The broader theme is enterprise platform simplification. Companies are trying to expand AI efforts while reducing tool sprawl, tightening security and improving operational consistency. That gives Red Hat a timely message: fewer disconnected systems, more shared control and a Kubernetes-based model that can support both legacy and next-generation workloads, noted Siamak Sadeghianfar, senior manager for product management at Red Hat.
“We invest a lot in OpenShift Dev Spaces, [which] gives developers a one-click web-based regulated development environment with all the capabilities that they have on their workstation, but also in their IDE, with [the] difference that they don’t have to manage the dependencies or configuration themselves,” he said. “You ask any developers if they change the laptop or change projects, it takes a week to get up to speed. We reduce that to a one-click [process] with Dev Spaces.”
Sovereignty and inference raise the stakesSovereign AI is becoming a board-level concern because enterprises need control over models, data, outcomes and compliance. For Red Hat, that creates another opening for open hybrid cloud infrastructure, especially as governments and regulated industries look for ways to keep AI systems transparent, portable and aligned with local requirements, emphasized Vincent Caldeira, chief technology officer for Asia-Pacific at Red Hat.
“The way we actually define sovereignty is the ability to exert control over your digital destiny,” he told theCUBE. “It’s taking us beyond just the regulatory compliance and security discussions to other dimensions, such as economic competitiveness.

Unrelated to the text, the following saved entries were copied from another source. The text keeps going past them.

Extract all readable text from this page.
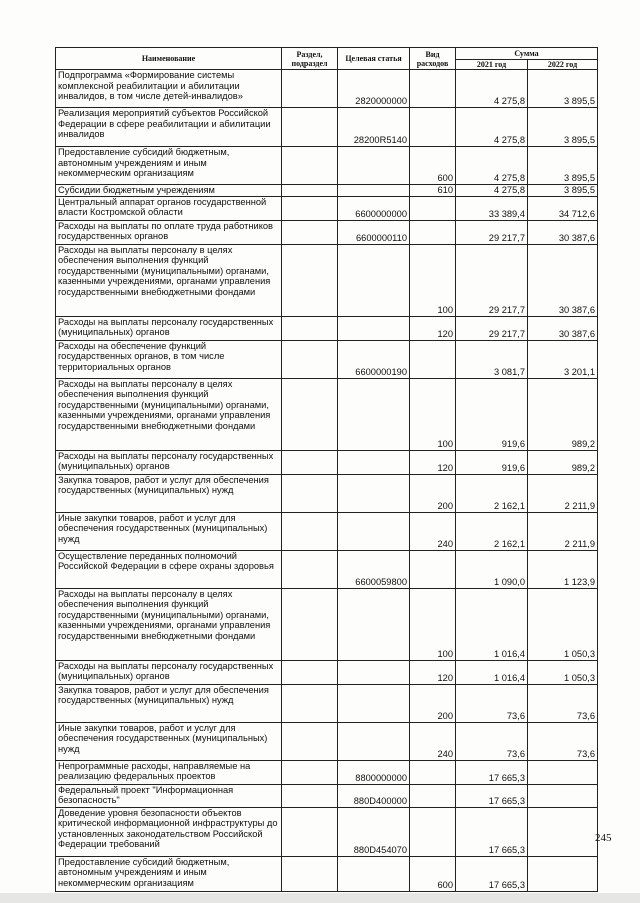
Наименование	Раздел, подраздел	Целевая статья	Вид расходов	Сумма	
				2021 год	2022 год
Подпрограмма «Формирование системы комплексной реабилитации и абилитации инвалидов, в том числе детей-инвалидов»		2820000000		4 275,8	3 895,5
Реализация мероприятий субъектов Российской Федерации в сфере реабилитации и абилитации инвалидов		28200R5140		4 275,8	3 895,5
Предоставление субсидий бюджетным, автономным учреждениям и иным некоммерческим организациям			600	4 275,8	3 895,5
Субсидии бюджетным учреждениям			610	4 275,8	3 895,5
Центральный аппарат органов государственной власти Костромской области		6600000000		33 389,4	34 712,6
Расходы на выплаты по оплате труда работников государственных органов		6600000110		29 217,7	30 387,6
Расходы на выплаты персоналу в целях обеспечения выполнения функций государственными (муниципальными) органами, казенными учреждениями, органами управления государственными внебюджетными фондами			100	29 217,7	30 387,6
Расходы на выплаты персоналу государственных (муниципальных) органов			120	29 217,7	30 387,6
Расходы на обеспечение функций государственных органов, в том числе территориальных органов		6600000190		3 081,7	3 201,1
Расходы на выплаты персоналу в целях обеспечения выполнения функций государственными (муниципальными) органами, казенными учреждениями, органами управления государственными внебюджетными фондами			100	919,6	989,2
Расходы на выплаты персоналу государственных (муниципальных) органов			120	919,6	989,2
Закупка товаров, работ и услуг для обеспечения государственных (муниципальных) нужд			200	2 162,1	2 211,9
Иные закупки товаров, работ и услуг для обеспечения государственных (муниципальных) нужд			240	2 162,1	2 211,9
Осуществление переданных полномочий Российской Федерации в сфере охраны здоровья		6600059800		1 090,0	1 123,9
Расходы на выплаты персоналу в целях обеспечения выполнения функций государственными (муниципальными) органами, казенными учреждениями, органами управления государственными внебюджетными фондами			100	1 016,4	1 050,3
Расходы на выплаты персоналу государственных (муниципальных) органов			120	1 016,4	1 050,3
Закупка товаров, работ и услуг для обеспечения государственных (муниципальных) нужд			200	73,6	73,6
Иные закупки товаров, работ и услуг для обеспечения государственных (муниципальных) нужд			240	73,6	73,6
Непрограммные расходы, направляемые на реализацию федеральных проектов		8800000000		17 665,3	
Федеральный проект "Информационная безопасность"		880D400000		17 665,3	
Доведение уровня безопасности объектов критической информационной инфраструктуры до установленных законодательством Российской Федерации требований		880D454070		17 665,3	
Предоставление субсидий бюджетным, автономным учреждениям и иным некоммерческим организациям			600	17 665,3	
245
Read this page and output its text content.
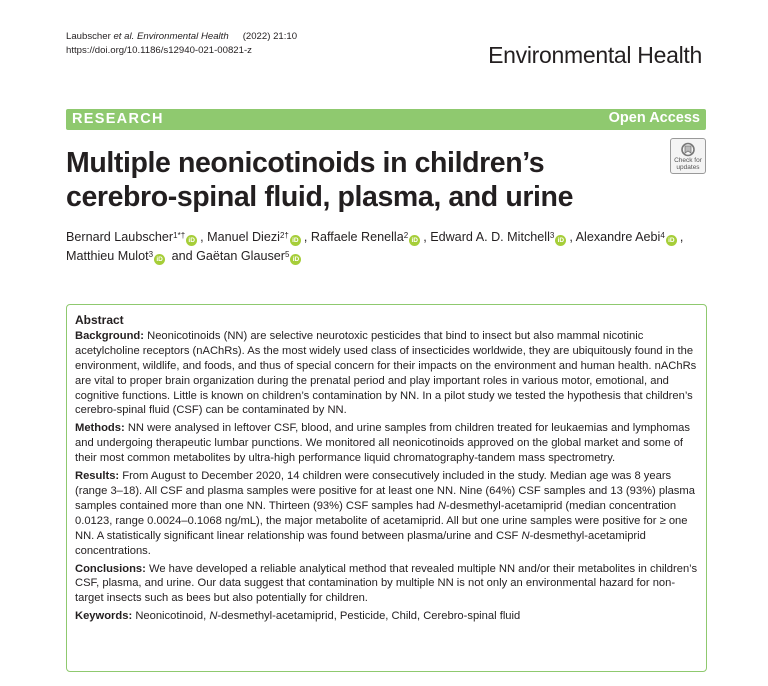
Laubscher et al. Environmental Health (2022) 21:10
https://doi.org/10.1186/s12940-021-00821-z	Environmental Health
RESEARCH	Open Access
Multiple neonicotinoids in children’s
cerebro-spinal fluid, plasma, and urine
Check for
updates
Bernard Laubscher$^{1*\dagger}$iD , Manuel Diezi$^{2\dagger}$iD , Raffaele Renella$^2$iD , Edward A. D. Mitchell$^3$iD , Alexandre Aebi$^4$iD ,
Matthieu Mulot$^3$iD and Gaëtan Glauser$^5$iD
Abstract

Background: Neonicotinoids (NN) are selective neurotoxic pesticides that bind to insect but also mammal nicotinic acetylcholine receptors (nAChRs). As the most widely used class of insecticides worldwide, they are ubiquitously found in the environment, wildlife, and foods, and thus of special concern for their impacts on the environment and human health. nAChRs are vital to proper brain organization during the prenatal period and play important roles in various motor, emotional, and cognitive functions. Little is known on children’s contamination by NN. In a pilot study we tested the hypothesis that children’s cerebro-spinal fluid (CSF) can be contaminated by NN.

Methods: NN were analysed in leftover CSF, blood, and urine samples from children treated for leukaemias and lymphomas and undergoing therapeutic lumbar punctions. We monitored all neonicotinoids approved on the global market and some of their most common metabolites by ultra-high performance liquid chromatography-tandem mass spectrometry.

Results: From August to December 2020, 14 children were consecutively included in the study. Median age was 8 years (range 3–18). All CSF and plasma samples were positive for at least one NN. Nine (64%) CSF samples and 13 (93%) plasma samples contained more than one NN. Thirteen (93%) CSF samples had N-desmethyl-acetamiprid (median concentration 0.0123, range 0.0024–0.1068 ng/mL), the major metabolite of acetamiprid. All but one urine samples were positive for ≥ one NN. A statistically significant linear relationship was found between plasma/urine and CSF N-desmethyl-acetamiprid concentrations.

Conclusions: We have developed a reliable analytical method that revealed multiple NN and/or their metabolites in children’s CSF, plasma, and urine. Our data suggest that contamination by multiple NN is not only an environmental hazard for non-target insects such as bees but also potentially for children.

Keywords: Neonicotinoid, N-desmethyl-acetamiprid, Pesticide, Child, Cerebro-spinal fluid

Countries that don’t have enough access to GPUs — they can’t have AI factories, meaning they cannot build their own models, their own AI capability.”
Inference adds another layer to the market pressure. Training may still dominate much of the AI conversation, but production AI depends on running models efficiently, securely and close enough to enterprise data to be useful. Red Hat’s work around InstructLab, llm-d and cost-effective models reflects the broader push to make production AI sustainable, according to Roberto Carratalá, principal AI platform architect at Red Hat.
“We already saw that a lot of our customers transitioned from the exploratory phase to now putting things in production, [and] that consumes a lot of different tokens,” he said. “They are skyrocketing on this consumption. You need to be able to have these cost-effective models.”
This is also where the Nvidia ecosystem, accelerator availability and token economics come into focus. Enterprises are discovering that moving AI into production changes the cost profile. It is not enough to build models; organizations need to run them repeatedly, govern them consistently and optimize the infrastructure underneath them.
“Everybody knows if you try to get a GPU these days, it’s almost impossible. In an enterprise environment, it’s an order of magnitude worse,” Messer told theCUBE. “You really need to make sure that these expensive GPUs are not underutilized or not well-managed.”
(* Disclosure: TheCUBE is a paid media partner for Red Hat Summit. Sponsors of theCUBE’s event coverage do not have editorial control over content on theCUBE or SiliconANGLE.)